Today has been the worst day. I started out right, by sleeping very late and then eating two bananas and some weight control oatmeal. I should have stopped there. I wanted to stop there. Except, in the apartment above mine a new carpet was being nailed down. This means all day long I was listening to banging and stomping and loud noises. My head still hurts... I wanted to escape and go spend money I don't have. So I drove to the grocery store. My credit card was burning a hole in my wallet. I have been using it sooo much haha, and here is why I am a pathetic waste of life: I buy food, stuff my face, then purge. What. the. fuck. Here is what I ate : bulk candy, a "guiltless gourmet" microwavable wrap, watermelon, and 3/4 of a whole grain baguette (dipped in butter). I am such a fat ass. I did everything wrong. I should have ate the watermelon first. But I ate it last. So of course throwing up any of that disgusting, carb-filled bread was an IMPOSSIBILITY. I am so mad at myself. I am so weak. I am terribly lazy. I have packed nothing for the big move tomorrow. God, I hate myself right now. I couldn't even purge right. The only thing that came out was the watermelon, figures..the healthiest thing comes out. The bread stays in. AHHHHH.

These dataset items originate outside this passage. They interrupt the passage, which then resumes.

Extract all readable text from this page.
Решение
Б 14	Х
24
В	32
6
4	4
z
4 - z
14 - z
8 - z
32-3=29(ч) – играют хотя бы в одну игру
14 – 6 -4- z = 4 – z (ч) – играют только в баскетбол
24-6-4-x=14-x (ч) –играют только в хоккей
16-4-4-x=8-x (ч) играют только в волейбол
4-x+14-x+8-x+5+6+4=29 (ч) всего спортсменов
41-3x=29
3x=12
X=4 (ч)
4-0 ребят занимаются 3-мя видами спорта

I need to be thinner. I need to stop this "omg I need to eat" thought process. Honestly I WASN'T EVEN HUNGRY this afternoon when I got back from the store. I hate you, bulimia. I truly do. I am now finally figuring out the fact that throwing up is not going to make me thinner. It is just making me feel SICK. So here I am, sitting here feeling awful; I tried purging for a good 30 minutes and FAILED.
I hate me.
I hate food.
I hate me.
I hate food.
I especially hate FAILING AT LIFE. I can't even fucking puke, for god's sake. I need to FAST!!!!!!!!!!!!!!

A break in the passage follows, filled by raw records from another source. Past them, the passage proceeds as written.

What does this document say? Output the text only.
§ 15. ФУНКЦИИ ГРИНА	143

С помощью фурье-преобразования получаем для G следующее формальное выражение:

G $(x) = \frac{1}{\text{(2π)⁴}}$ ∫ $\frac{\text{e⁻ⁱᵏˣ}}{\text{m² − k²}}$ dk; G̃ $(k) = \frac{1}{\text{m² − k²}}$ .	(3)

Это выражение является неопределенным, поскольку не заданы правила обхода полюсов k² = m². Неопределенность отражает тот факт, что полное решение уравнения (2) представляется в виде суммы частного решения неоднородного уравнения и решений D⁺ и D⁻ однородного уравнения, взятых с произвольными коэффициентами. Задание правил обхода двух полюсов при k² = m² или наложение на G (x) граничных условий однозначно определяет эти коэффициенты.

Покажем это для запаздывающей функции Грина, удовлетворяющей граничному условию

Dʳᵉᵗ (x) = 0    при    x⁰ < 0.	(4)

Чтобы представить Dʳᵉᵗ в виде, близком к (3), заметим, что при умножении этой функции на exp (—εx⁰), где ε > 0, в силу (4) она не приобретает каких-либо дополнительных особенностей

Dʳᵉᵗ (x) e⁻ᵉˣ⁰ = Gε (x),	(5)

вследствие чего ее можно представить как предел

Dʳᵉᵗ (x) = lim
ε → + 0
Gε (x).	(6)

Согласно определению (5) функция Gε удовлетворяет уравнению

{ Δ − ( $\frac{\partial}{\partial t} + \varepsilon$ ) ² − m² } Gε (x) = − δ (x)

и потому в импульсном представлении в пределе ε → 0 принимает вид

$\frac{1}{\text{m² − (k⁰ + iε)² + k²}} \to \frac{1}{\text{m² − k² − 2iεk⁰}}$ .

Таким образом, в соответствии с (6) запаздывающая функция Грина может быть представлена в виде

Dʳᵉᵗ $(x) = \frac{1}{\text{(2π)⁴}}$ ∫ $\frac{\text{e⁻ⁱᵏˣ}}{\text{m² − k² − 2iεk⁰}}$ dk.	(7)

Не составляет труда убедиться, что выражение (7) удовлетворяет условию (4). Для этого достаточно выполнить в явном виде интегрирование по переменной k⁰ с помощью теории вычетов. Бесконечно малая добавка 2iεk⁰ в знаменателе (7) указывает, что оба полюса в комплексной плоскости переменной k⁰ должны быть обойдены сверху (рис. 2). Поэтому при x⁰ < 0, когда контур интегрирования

And now I have all this food here! Because I spent another $30 today that I DON"T HAVE. My credit card bill is going to be through the roof....if only half of the food I bought actually stayed in my body.
No food for the rest of the night. None. No excuses.
Remember Sar, how you feel right now. Worthless, FAT, full, FAT, disgusting, FAT, weak, broke, and FUCKING FAT.
Eating did this. Damn food. I hate you I hate you I hate you Ihateyou.
I am gritting my teeth, my muscles are tense. I need to scream.